For the year, net income gained 11.1 percent to $530.7 million, or $1.21 a diluted share, from $477.6 million, or $1.06, a year earlier, on revenue that climbed 13.5 percent to $9.94 billion, from $8.76 billion.

Avon's two-year restructuring effort, implemented in 2005, was marked by several rounds of layoffs and efforts to trim the product line. Chapter two will focus on sustaining top-line growth and fortifying Avon's global brand equity, said chairman and chief executive officer Andrea Jung.

In the quarter, Avon saw the upside of its multiyear turnaround plan, with all six operating regions contributing to the company's double-digit revenue growth, a 20 percent gain in beauty sales and an 11 percent increase in active representatives.

During a conference call with analysts Tuesday morning, Jung declared, "As we close out the year, I am very pleased with the progress we've made in reigniting strong top-line growth. For the full year 2007, revenues for the company increased 13 percent. That's well ahead of where we thought we would be during this first chapter of the turnaround. The numbers tell the story of just how far we've come."

During the year, Avon spent nearly $370 million on advertising, almost triple its 2005 outlay of $136 million. Going forward, Avon's advertising levels will be more in line with its revenue growth, said Jung.

Despite a weakening economy, Avon's attempt to ratchet up the price for certain new products — including the Christian Lacroix Rouge scent for $32 and the Anew Ultimate Age Repair Elixir for $54 — worked, said Jung.She said the company's analytics revealed that Avon can successfully take price increases, particularly in fragrance and skin care. In fact, she attributed about half of the Avon fragrance business' 23 percent growth to the Lacroix scents. Jung also told analysts to expect similar alliances with designers and celebrities in the second half of the year.

Jung reiterated that Avon has entered the final stretch of its more than half-billion-dollar restructuring plan, which includes cutting 2,400 jobs over the next three years. As announced last month, the total cost of the restructuring effort will increase by $30 million to $530 million. The plan is expected to ultimately save the firm $430 million annually by 2011 to 2012, compared with the original forecast of $300 million.

Now that the restructuring phase is largely implemented, Jung said, "The turnaround plan doesn't change. It just becomes an ongoing blueprint to drive continuous changes" across the firm.

Separating Avon's fourth-quarter results by region, revenues in North America increased 2 percent to $766.5 million, on active representative growth of 3 percent. Revenue in Latin America climbed 28 percent to $989.7 million, driven by double-digit growth in the markets of Brazil and Colombia. Mexico showed strides in terms of revenue growth and the addition of active representatives. "We said that we would stabilize the business by this year and we did that," said Jung, referring to Mexico.

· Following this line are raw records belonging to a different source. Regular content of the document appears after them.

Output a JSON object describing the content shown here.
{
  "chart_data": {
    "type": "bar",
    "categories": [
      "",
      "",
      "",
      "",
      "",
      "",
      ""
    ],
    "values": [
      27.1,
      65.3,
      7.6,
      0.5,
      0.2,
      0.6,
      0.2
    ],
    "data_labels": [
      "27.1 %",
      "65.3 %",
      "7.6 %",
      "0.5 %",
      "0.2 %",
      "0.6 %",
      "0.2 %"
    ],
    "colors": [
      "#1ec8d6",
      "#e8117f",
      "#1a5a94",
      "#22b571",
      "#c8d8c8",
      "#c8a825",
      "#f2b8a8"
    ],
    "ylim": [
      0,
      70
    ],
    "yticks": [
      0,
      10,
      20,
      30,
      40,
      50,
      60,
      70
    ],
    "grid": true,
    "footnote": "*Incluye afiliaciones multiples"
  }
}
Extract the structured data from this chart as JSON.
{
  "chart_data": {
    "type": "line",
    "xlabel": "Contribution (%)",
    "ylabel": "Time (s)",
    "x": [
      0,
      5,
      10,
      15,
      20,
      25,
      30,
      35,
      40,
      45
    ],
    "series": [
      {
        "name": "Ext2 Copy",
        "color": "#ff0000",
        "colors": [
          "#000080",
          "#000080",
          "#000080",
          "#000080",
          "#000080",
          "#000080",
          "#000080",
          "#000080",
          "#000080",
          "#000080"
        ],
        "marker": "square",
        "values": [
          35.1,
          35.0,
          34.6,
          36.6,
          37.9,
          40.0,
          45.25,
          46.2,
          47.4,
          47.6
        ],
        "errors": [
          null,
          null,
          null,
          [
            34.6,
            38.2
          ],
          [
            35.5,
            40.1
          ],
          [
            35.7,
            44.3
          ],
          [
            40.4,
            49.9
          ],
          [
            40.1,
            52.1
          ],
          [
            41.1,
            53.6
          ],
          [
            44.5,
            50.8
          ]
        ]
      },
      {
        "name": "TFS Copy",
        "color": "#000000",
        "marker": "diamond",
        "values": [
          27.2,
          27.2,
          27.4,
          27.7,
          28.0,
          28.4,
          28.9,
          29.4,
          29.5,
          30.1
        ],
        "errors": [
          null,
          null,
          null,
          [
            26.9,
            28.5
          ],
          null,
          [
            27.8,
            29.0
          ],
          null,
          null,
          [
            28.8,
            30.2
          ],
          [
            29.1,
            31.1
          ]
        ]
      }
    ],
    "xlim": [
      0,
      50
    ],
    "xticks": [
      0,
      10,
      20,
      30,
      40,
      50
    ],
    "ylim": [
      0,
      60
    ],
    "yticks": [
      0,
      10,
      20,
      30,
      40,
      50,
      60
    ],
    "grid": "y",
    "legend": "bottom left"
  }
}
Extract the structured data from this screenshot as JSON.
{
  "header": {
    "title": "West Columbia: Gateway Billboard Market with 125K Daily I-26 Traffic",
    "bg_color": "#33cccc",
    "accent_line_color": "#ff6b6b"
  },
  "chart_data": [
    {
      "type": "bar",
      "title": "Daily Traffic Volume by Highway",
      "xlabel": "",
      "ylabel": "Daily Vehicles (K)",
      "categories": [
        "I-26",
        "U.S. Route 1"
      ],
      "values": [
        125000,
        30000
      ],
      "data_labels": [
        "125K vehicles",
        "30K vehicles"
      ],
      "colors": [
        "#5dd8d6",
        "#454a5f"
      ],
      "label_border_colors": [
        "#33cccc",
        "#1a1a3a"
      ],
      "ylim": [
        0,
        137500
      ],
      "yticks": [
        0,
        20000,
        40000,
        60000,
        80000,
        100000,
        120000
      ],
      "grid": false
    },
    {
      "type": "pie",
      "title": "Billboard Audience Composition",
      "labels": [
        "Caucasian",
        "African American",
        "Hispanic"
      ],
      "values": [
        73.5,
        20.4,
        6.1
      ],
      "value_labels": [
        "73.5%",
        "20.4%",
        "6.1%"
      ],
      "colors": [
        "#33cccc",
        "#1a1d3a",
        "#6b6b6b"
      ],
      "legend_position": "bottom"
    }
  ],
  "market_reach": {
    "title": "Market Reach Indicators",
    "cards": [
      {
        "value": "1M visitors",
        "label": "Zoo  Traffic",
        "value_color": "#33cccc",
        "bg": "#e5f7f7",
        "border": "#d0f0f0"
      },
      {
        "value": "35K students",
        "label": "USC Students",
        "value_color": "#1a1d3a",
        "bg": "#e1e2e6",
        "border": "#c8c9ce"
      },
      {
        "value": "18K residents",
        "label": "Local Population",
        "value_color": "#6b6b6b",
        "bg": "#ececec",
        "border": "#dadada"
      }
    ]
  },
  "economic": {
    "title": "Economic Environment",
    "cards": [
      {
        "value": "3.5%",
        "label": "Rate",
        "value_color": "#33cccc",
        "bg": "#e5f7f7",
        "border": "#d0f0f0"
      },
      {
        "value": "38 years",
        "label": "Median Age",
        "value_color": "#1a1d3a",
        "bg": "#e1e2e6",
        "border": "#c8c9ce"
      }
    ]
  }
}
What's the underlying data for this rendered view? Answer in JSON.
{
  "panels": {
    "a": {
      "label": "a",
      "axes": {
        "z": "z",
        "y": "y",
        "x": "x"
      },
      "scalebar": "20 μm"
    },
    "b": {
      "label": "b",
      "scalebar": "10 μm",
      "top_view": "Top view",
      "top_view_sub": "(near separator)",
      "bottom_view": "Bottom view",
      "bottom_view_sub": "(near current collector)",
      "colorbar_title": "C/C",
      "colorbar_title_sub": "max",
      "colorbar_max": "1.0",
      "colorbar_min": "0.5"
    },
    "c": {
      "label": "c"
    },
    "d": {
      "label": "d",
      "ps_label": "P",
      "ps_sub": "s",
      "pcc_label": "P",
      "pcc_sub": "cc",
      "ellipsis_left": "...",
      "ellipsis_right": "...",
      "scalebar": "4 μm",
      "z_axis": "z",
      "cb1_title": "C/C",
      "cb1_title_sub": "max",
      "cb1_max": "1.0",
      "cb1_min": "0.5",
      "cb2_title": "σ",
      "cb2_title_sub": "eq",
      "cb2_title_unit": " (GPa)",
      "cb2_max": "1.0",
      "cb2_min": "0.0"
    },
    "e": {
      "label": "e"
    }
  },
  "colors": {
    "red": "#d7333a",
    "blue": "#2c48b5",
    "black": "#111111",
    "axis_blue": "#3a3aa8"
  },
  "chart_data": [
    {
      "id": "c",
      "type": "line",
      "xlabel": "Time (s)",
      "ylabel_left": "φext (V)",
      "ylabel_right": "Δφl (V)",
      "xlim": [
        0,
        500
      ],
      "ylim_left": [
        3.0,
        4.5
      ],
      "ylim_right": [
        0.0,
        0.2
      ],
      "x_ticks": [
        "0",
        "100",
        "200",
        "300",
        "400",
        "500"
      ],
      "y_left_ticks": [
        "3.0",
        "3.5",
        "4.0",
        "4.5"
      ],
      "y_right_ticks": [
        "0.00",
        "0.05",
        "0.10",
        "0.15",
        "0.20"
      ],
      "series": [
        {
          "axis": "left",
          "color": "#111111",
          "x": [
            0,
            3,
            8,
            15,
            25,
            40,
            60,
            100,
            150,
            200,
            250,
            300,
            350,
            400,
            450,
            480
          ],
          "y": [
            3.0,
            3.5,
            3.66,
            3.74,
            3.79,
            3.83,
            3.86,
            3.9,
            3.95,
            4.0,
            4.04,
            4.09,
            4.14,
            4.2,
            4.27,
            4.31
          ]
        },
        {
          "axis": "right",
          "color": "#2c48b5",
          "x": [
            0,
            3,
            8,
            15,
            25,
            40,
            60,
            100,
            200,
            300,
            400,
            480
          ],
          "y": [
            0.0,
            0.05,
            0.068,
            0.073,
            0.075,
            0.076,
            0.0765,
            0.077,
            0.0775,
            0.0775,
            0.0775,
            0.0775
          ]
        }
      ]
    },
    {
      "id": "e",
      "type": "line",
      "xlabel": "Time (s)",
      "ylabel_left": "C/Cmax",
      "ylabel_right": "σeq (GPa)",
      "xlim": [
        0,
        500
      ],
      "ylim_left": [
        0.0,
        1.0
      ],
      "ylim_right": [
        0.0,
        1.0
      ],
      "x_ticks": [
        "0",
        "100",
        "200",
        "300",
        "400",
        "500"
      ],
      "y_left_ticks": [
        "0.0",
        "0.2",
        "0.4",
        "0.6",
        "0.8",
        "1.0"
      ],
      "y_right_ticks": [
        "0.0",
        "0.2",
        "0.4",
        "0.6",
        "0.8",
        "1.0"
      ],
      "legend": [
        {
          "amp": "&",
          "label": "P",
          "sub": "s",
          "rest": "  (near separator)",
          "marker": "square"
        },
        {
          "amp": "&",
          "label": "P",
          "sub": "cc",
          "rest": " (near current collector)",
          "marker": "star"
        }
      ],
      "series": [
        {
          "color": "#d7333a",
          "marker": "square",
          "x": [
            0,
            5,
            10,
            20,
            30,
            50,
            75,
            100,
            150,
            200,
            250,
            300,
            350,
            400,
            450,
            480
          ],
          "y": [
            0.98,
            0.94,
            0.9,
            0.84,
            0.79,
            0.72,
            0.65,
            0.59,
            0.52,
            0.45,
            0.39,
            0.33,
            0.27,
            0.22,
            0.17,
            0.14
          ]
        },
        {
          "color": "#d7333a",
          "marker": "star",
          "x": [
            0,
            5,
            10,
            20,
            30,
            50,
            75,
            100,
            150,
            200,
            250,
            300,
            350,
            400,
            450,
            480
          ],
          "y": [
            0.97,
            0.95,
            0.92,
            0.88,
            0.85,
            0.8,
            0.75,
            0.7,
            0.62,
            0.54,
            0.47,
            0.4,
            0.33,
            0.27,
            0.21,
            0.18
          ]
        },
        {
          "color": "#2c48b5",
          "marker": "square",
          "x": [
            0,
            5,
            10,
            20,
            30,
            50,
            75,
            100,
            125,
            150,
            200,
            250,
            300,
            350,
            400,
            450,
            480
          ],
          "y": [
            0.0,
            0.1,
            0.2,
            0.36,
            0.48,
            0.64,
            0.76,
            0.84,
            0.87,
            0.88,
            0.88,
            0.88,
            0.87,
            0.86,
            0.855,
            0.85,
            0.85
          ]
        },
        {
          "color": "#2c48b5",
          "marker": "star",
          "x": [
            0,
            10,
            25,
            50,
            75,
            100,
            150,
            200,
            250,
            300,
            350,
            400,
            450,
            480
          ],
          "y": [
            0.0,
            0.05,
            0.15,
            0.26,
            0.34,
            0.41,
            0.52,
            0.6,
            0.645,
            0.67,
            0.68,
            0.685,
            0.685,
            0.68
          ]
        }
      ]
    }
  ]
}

Revenues in western Europe, the Middle East and Africa gained 22 percent to $434.2 million due to strength in Turkey, where revenue increased by more than 50 percent, and revenue growth of more than 10 percent in the U.K.

In central and Eastern Europe, revenue rose 22 percent to $558.6 million, with Russia contributing growth in the high teens. In Asia-Pacific, revenue increased 8 percent to $239.9 million (decreasing 2 percent in local currency), and revenue in China gained 29 percent to $86.6 million.

Turning to the year ahead, Jung said, "We anticipate that revenue growth will be solidly in line with our long-term target of midsingle-digit growth."